Re: Bantu click letters

From: Kenneth Whistler (
Date: Thu Jun 10 2004 - 20:10:31 CDT

  • Next message: Mark Davis: "Re: Bantu click letters"

    > > Simply because some images appear in some
    > > documents does not mean that they automatically should be
    > > represented as encoded
    > > characters.
    > These aren't images. They're clearly letters; they occur in running texts and represent
    > the sounds of a spoken language.

    Well, I agree with that assessment.

    > If I were transcribing them, I wouldn't encode them
    > as pictures; I would encode them as PUA elements or XML elements (which are usually
    > more easier to use and more reliable than the PUA).

    And with that assessment, as well.

    > I'll admit that it's a bit sketchy encoding these characters based on one article by
    > one author. But I think it important to remember that more and more text is available
    > online, even stuff that might never get reprinted in hardcopy, and that needs Unicode.

    And in generally, I can't find fault with that, either.

    But the argument in this particular case hinges on a particular,
    nonce set of characters. We have this one scholar, who invented
    a bunch of characters in the 20's to represent click sounds that nobody
    was doing justice to at that point, either in understanding their
    phonetics or making sufficiently accurate distinctions in their
    recording. Bully for Dokes -- it was an important advance in the
    field of Khoisan studies and the phonetics of clicks. But even
    though he published his analysis, using his characters, nobody
    else chose to adopt his character conventions. Subsequent scholars,
    and the IPA, chose *other* characters to represent the distinctions
    involved, in part because Dokes' inventions were just weird and
    hard to use, as well as neither (in my opinion) mnemonic nor
    aesthetically pleasing.

    Well, we've encoded ugly letters for ugly orthographies in ugly
    scripts before. That isn't the issue. But the non-use of these
    forms is.

    It comes down then to a *prospective* claim that someone *might*
    want to digitize the classic Dokes publication and that if they
    did so they would require that the particular set of weird
    phonetic letters used by Dokes would have to be representable
    in Unicode plain text in order for that one publication to be
    made available electronically. (Or a few other publications that
    might cite Dokes verbatim, of course.)

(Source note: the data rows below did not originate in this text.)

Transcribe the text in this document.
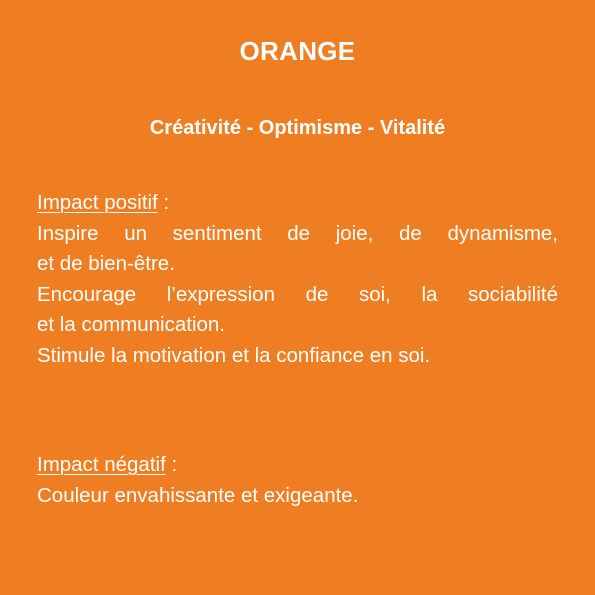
ORANGE
Créativité - Optimisme - Vitalité
Impact positif :
Inspire un sentiment de joie, de dynamisme,
et de bien-être.
Encourage l’expression de soi, la sociabilité
et la communication.
Stimule la motivation et la confiance en soi.
Impact négatif :
Couleur envahissante et exigeante.
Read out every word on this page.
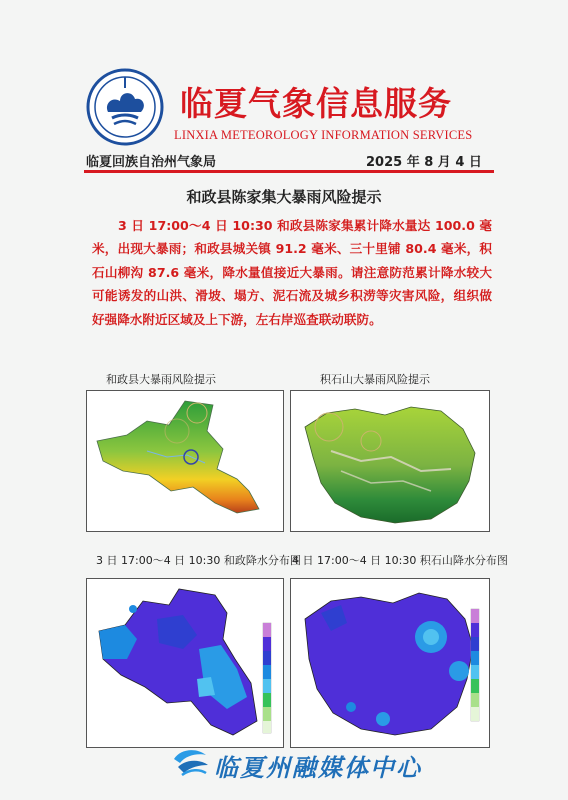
临夏气象信息服务
LINXIA METEOROLOGY INFORMATION SERVICES
临夏回族自治州气象局	2025 年 8 月 4 日
和政县陈家集大暴雨风险提示
3 日 17:00～4 日 10:30 和政县陈家集累计降水量达 100.0 毫米，出现大暴雨；和政县城关镇 91.2 毫米、三十里铺 80.4 毫米，积石山柳沟 87.6 毫米，降水量值接近大暴雨。请注意防范累计降水较大可能诱发的山洪、滑坡、塌方、泥石流及城乡积涝等灾害风险，组织做好强降水附近区域及上下游，左右岸巡查联动联防。
和政县大暴雨风险提示	积石山大暴雨风险提示
3 日 17:00～4 日 10:30 和政降水分布图
4 日 17:00～4 日 10:30 积石山降水分布图
临夏州融媒体中心
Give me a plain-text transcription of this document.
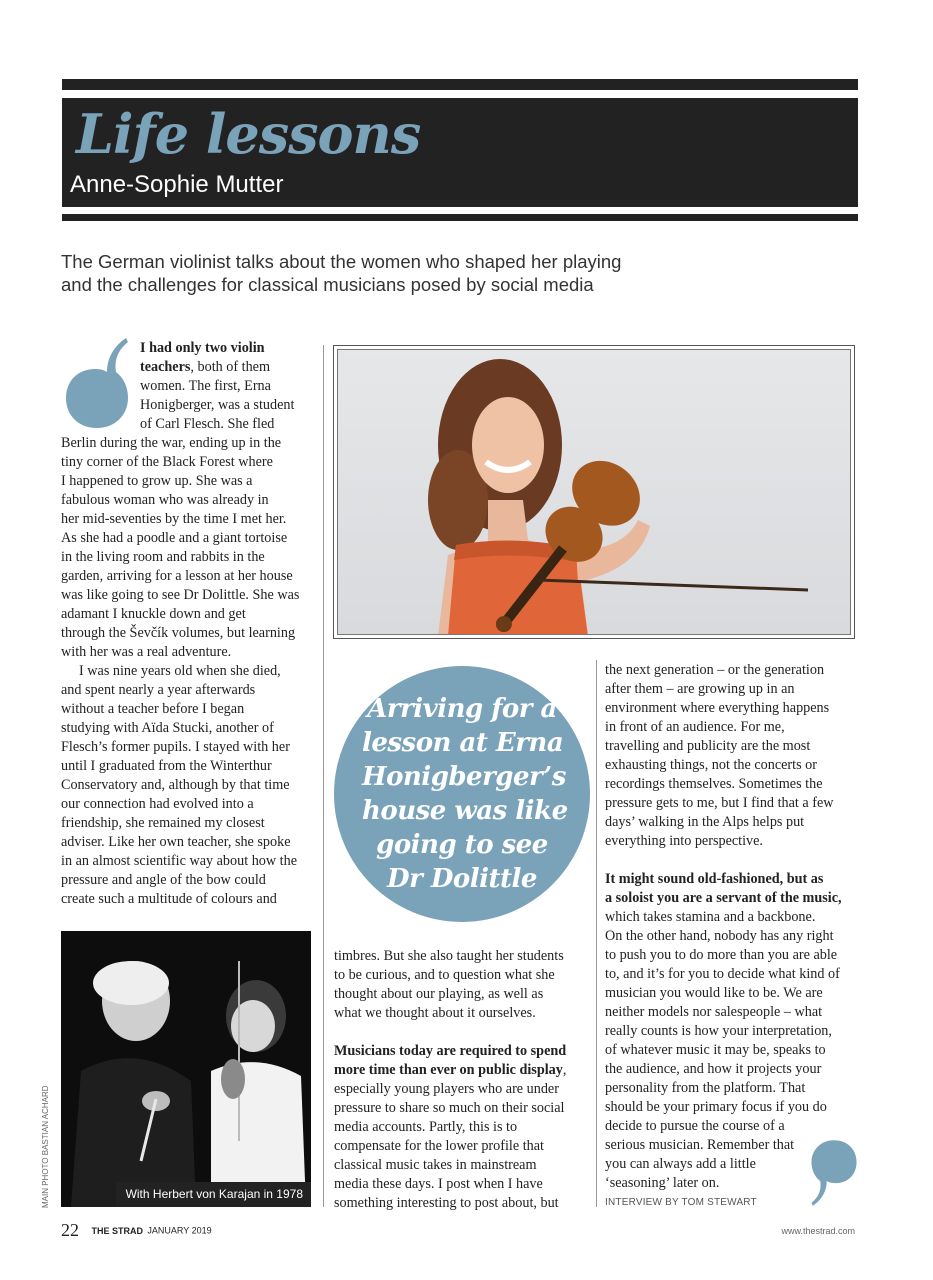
Life lessons
Anne-Sophie Mutter
The German violinist talks about the women who shaped her playing
and the challenges for classical musicians posed by social media
I had only two violin
teachers, both of them
women. The first, Erna
Honigberger, was a student
of Carl Flesch. She fled
Berlin during the war, ending up in the
tiny corner of the Black Forest where
I happened to grow up. She was a
fabulous woman who was already in
her mid-seventies by the time I met her.
As she had a poodle and a giant tortoise
in the living room and rabbits in the
garden, arriving for a lesson at her house
was like going to see Dr Dolittle. She was
adamant I knuckle down and get
through the Ševčík volumes, but learning
with her was a real adventure.
I was nine years old when she died,
and spent nearly a year afterwards
without a teacher before I began
studying with Aïda Stucki, another of
Flesch’s former pupils. I stayed with her
until I graduated from the Winterthur
Conservatory and, although by that time
our connection had evolved into a
friendship, she remained my closest
adviser. Like her own teacher, she spoke
in an almost scientific way about how the
pressure and angle of the bow could
create such a multitude of colours and
Arriving for a
lesson at Erna
Honigberger’s
house was like
going to see
Dr Dolittle
timbres. But she also taught her students
to be curious, and to question what she
thought about our playing, as well as
what we thought about it ourselves.
Musicians today are required to spend
more time than ever on public display,
especially young players who are under
pressure to share so much on their social
media accounts. Partly, this is to
compensate for the lower profile that
classical music takes in mainstream
media these days. I post when I have
something interesting to post about, but
the next generation – or the generation
after them – are growing up in an
environment where everything happens
in front of an audience. For me,
travelling and publicity are the most
exhausting things, not the concerts or
recordings themselves. Sometimes the
pressure gets to me, but I find that a few
days’ walking in the Alps helps put
everything into perspective.
It might sound old-fashioned, but as
a soloist you are a servant of the music,
which takes stamina and a backbone.
On the other hand, nobody has any right
to push you to do more than you are able
to, and it’s for you to decide what kind of
musician you would like to be. We are
neither models nor salespeople – what
really counts is how your interpretation,
of whatever music it may be, speaks to
the audience, and how it projects your
personality from the platform. That
should be your primary focus if you do
decide to pursue the course of a
serious musician. Remember that
you can always add a little
‘seasoning’ later on.
With Herbert von Karajan in 1978
MAIN PHOTO BASTIAN ACHARD	INTERVIEW BY TOM STEWART
22 THE STRAD JANUARY 2019	www.thestrad.com
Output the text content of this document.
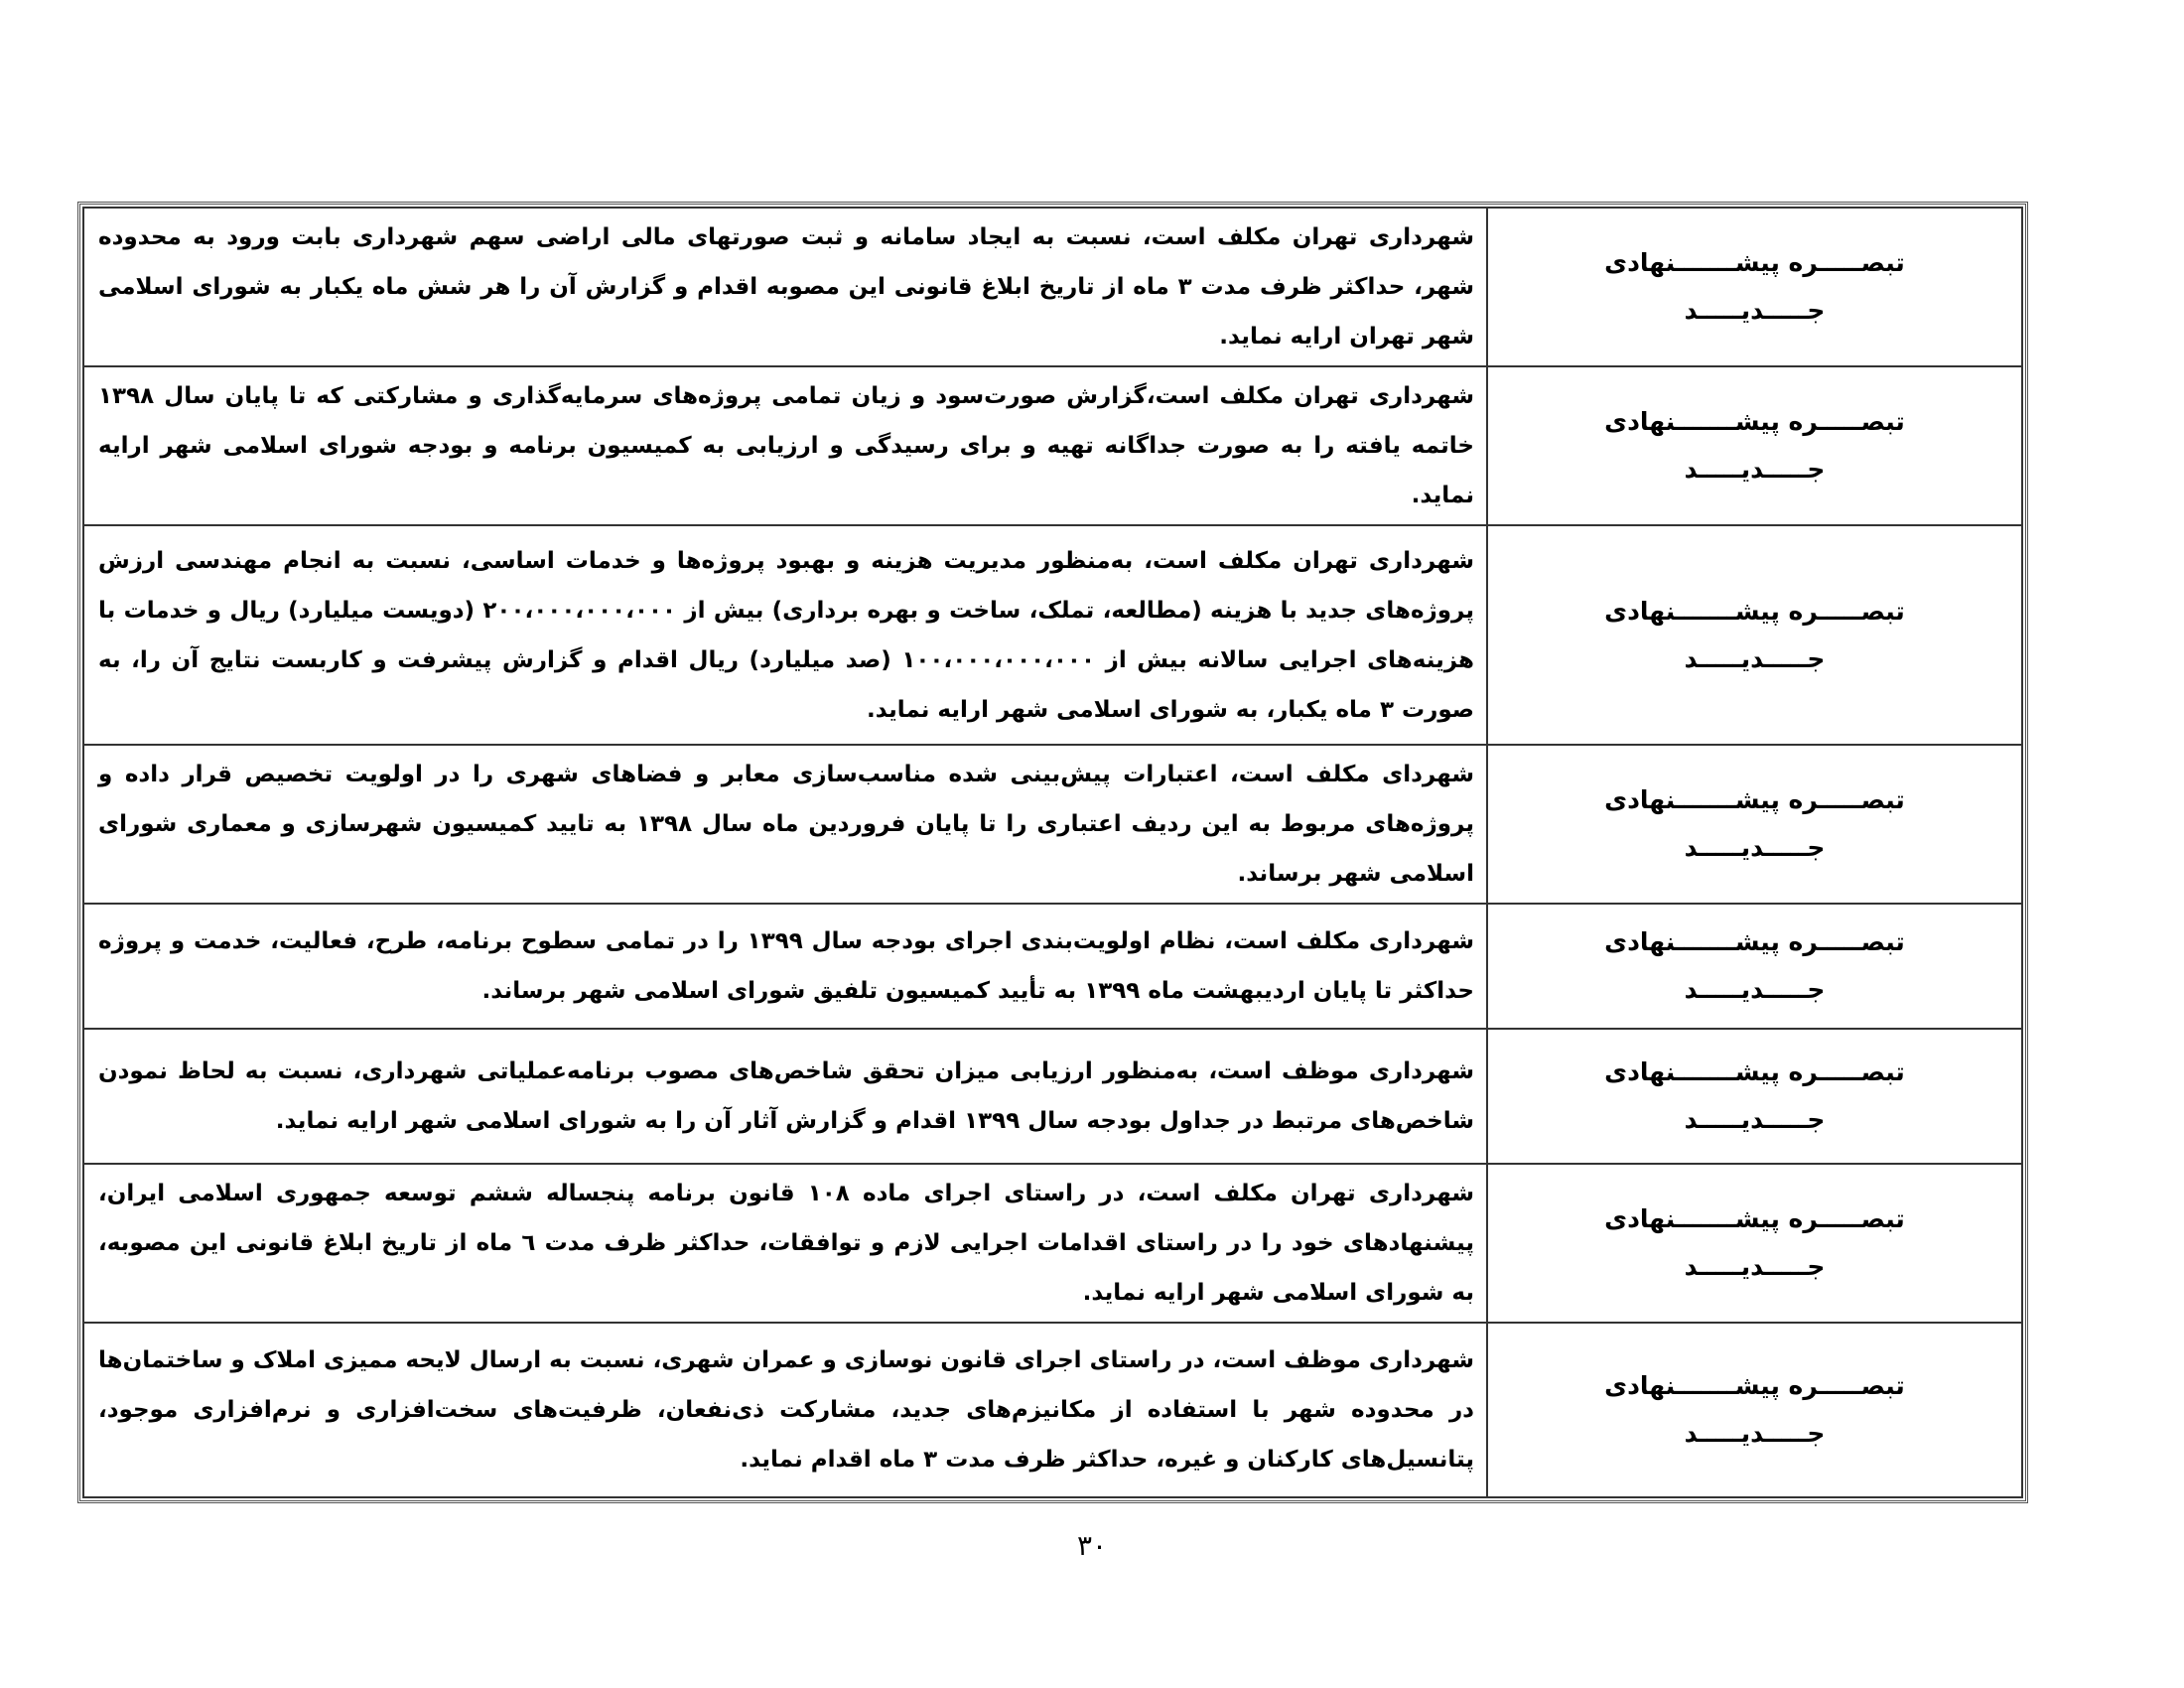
تبصـــــره پیشـــــــنهادی
جـــــدیـــــد	شهرداری تهران مکلف است، نسبت به ایجاد سامانه و ثبت صورتهای مالی اراضی سهم شهرداری بابت ورود به محدوده شهر، حداکثر ظرف مدت ۳ ماه از تاریخ ابلاغ قانونی این مصوبه اقدام و گزارش آن را هر شش ماه یکبار به شورای اسلامی شهر تهران ارایه نماید.

تبصـــــره پیشـــــــنهادی
جـــــدیـــــد	شهرداری تهران مکلف است،گزارش صورت‌سود و زیان تمامی پروژه‌های سرمایه‌گذاری و مشارکتی که تا پایان سال ۱۳۹۸ خاتمه یافته را به صورت جداگانه تهیه و برای رسیدگی و ارزیابی به کمیسیون برنامه و بودجه شورای اسلامی شهر ارایه نماید.

تبصـــــره پیشـــــــنهادی
جـــــدیـــــد	شهرداری تهران مکلف است، به‌منظور مدیریت هزینه و بهبود پروژه‌ها و خدمات اساسی، نسبت به انجام مهندسی ارزش پروژه‌های جدید با هزینه (مطالعه، تملک، ساخت و بهره برداری) بیش از ۲۰۰،۰۰۰،۰۰۰،۰۰۰ (دویست میلیارد) ریال و خدمات با هزینه‌های اجرایی سالانه بیش از ۱۰۰،۰۰۰،۰۰۰،۰۰۰ (صد میلیارد) ریال اقدام و گزارش پیشرفت و کاربست نتایج آن را، به صورت ۳ ماه یکبار، به شورای اسلامی شهر ارایه نماید.

تبصـــــره پیشـــــــنهادی
جـــــدیـــــد	شهردای مکلف است، اعتبارات پیش‌بینی شده مناسب‌سازی معابر و فضاهای شهری را در اولویت تخصیص قرار داده و پروژه‌های مربوط به این ردیف اعتباری را تا پایان فروردین ماه سال ۱۳۹۸ به تایید کمیسیون شهرسازی و معماری شورای اسلامی شهر برساند.

تبصـــــره پیشـــــــنهادی
جـــــدیـــــد	شهرداری مکلف است، نظام اولویت‌بندی اجرای بودجه سال ۱۳۹۹ را در تمامی سطوح برنامه، طرح، فعالیت، خدمت و پروژه حداکثر تا پایان اردیبهشت ماه ۱۳۹۹ به تأیید کمیسیون تلفیق شورای اسلامی شهر برساند.

تبصـــــره پیشـــــــنهادی
جـــــدیـــــد	شهرداری موظف است، به‌منظور ارزیابی میزان تحقق شاخص‌های مصوب برنامه‌عملیاتی شهرداری، نسبت به لحاظ نمودن شاخص‌های مرتبط در جداول بودجه سال ۱۳۹۹ اقدام و گزارش آثار آن را به شورای اسلامی شهر ارایه نماید.

تبصـــــره پیشـــــــنهادی
جـــــدیـــــد	شهرداری تهران مکلف است، در راستای اجرای ماده ۱۰۸ قانون برنامه پنجساله ششم توسعه جمهوری اسلامی ایران، پیشنهادهای خود را در راستای اقدامات اجرایی لازم و توافقات، حداکثر ظرف مدت ٦ ماه از تاریخ ابلاغ قانونی این مصوبه، به شورای اسلامی شهر ارایه نماید.

تبصـــــره پیشـــــــنهادی
جـــــدیـــــد	شهرداری موظف است، در راستای اجرای قانون نوسازی و عمران شهری، نسبت به ارسال لایحه ممیزی املاک و ساختمان‌ها در محدوده شهر با استفاده از مکانیزم‌های جدید، مشارکت ذی‌نفعان، ظرفیت‌های سخت‌افزاری و نرم‌افزاری موجود، پتانسیل‌های کارکنان و غیره، حداکثر ظرف مدت ۳ ماه اقدام نماید.
۳۰
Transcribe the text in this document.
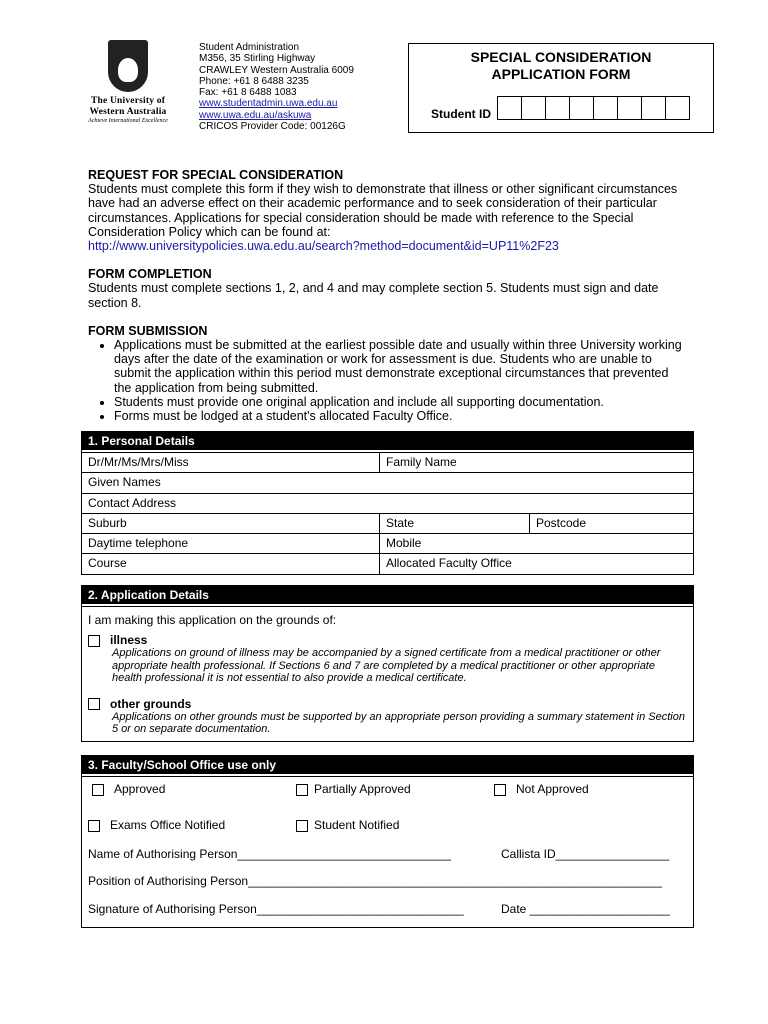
The University of
Western Australia
Achieve International Excellence
Student Administration
M356, 35 Stirling Highway
CRAWLEY Western Australia 6009
Phone: +61 8 6488 3235
Fax: +61 8 6488 1083
www.studentadmin.uwa.edu.au
www.uwa.edu.au/askuwa
CRICOS Provider Code: 00126G
SPECIAL CONSIDERATION
APPLICATION FORM
Student ID
REQUEST FOR SPECIAL CONSIDERATION

Students must complete this form if they wish to demonstrate that illness or other significant circumstances have had an adverse effect on their academic performance and to seek consideration of their particular circumstances. Applications for special consideration should be made with reference to the Special Consideration Policy which can be found at:

http://www.universitypolicies.uwa.edu.au/search?method=document&id=UP11%2F23
FORM COMPLETION

Students must complete sections 1, 2, and 4 and may complete section 5. Students must sign and date section 8.

FORM SUBMISSION
• Applications must be submitted at the earliest possible date and usually within three University working days after the date of the examination or work for assessment is due. Students who are unable to submit the application within this period must demonstrate exceptional circumstances that prevented the application from being submitted.
• Students must provide one original application and include all supporting documentation.
• Forms must be lodged at a student's allocated Faculty Office.
1. Personal Details
Dr/Mr/Ms/Mrs/Miss	Family Name
Given Names
Contact Address
Suburb	State	Postcode
Daytime telephone	Mobile
Course	Allocated Faculty Office
2. Application Details
I am making this application on the grounds of:
illness
Applications on ground of illness may be accompanied by a signed certificate from a medical practitioner or other appropriate health professional. If Sections 6 and 7 are completed by a medical practitioner or other appropriate health professional it is not essential to also provide a medical certificate.
other grounds
Applications on other grounds must be supported by an appropriate person providing a summary statement in Section 5 or on separate documentation.
3. Faculty/School Office use only
Approved	Partially Approved	Not Approved
Exams Office Notified	Student Notified
Name of Authorising Person________________________________	Callista ID_________________
Position of Authorising Person______________________________________________________________
Signature of Authorising Person_______________________________	Date _____________________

    Well, in terms of requirements, I consider that more than a little
    cart before the horse. I'd be more sympathetic if someone was
    actually *trying* to do this and had a technical problem with
    representing the text accurately for an online edition which was
    best resolved by adding a dozen character to the Unicode Standard.
    Then, at least there would be a valid *use* argument to be made,
    as opposed to a scare claim that 50 years from now someone *might*
    want to do this and not be able to if we don't encode these
    characters right now.

    Right *now* anyone could (if they had the rights) put a version of
    Dokes online using pdf and an embedded font, and it would be perfectly
    referenceable for anyone wanting access to the content of the
    document. True, the dozen or so "weird" characters in the
    orthography wouldn't have standard encodings, so searching inside
    the document for them wouldn't be optimal. But is the burden that
    might place on the dozen or so Khoisan orthographic historians and
    phonetic historians who might actually be interested in doing so
    out of scale with the burden placed permanently on the standard
    itself for adding a dozen or so nonce characters for that *one*
    document? After all those historians and scholars today are
    basically using the document in its printed-only (out-of-print)
    hard copy format, and we aren't exactly worried about the difficulties
    that *that* poses them, now are we?

    I might point out at this point that the Unicode Standard itself is
    published online using non-standard encodings for many of its
    textual examples, simply because of the limitations of FrameMaker
    and PDF and fonts and the specialized requirements of citing lots
    and lots of characters outside normal text contexts. But I don't
    hear people yelling about the online Unicode Standard is crippled for
    use by people who wish to refer to it because you can't do an
    automated search for <ksha> in it which will accurately find all
    instances of Devanagari ksha in the text.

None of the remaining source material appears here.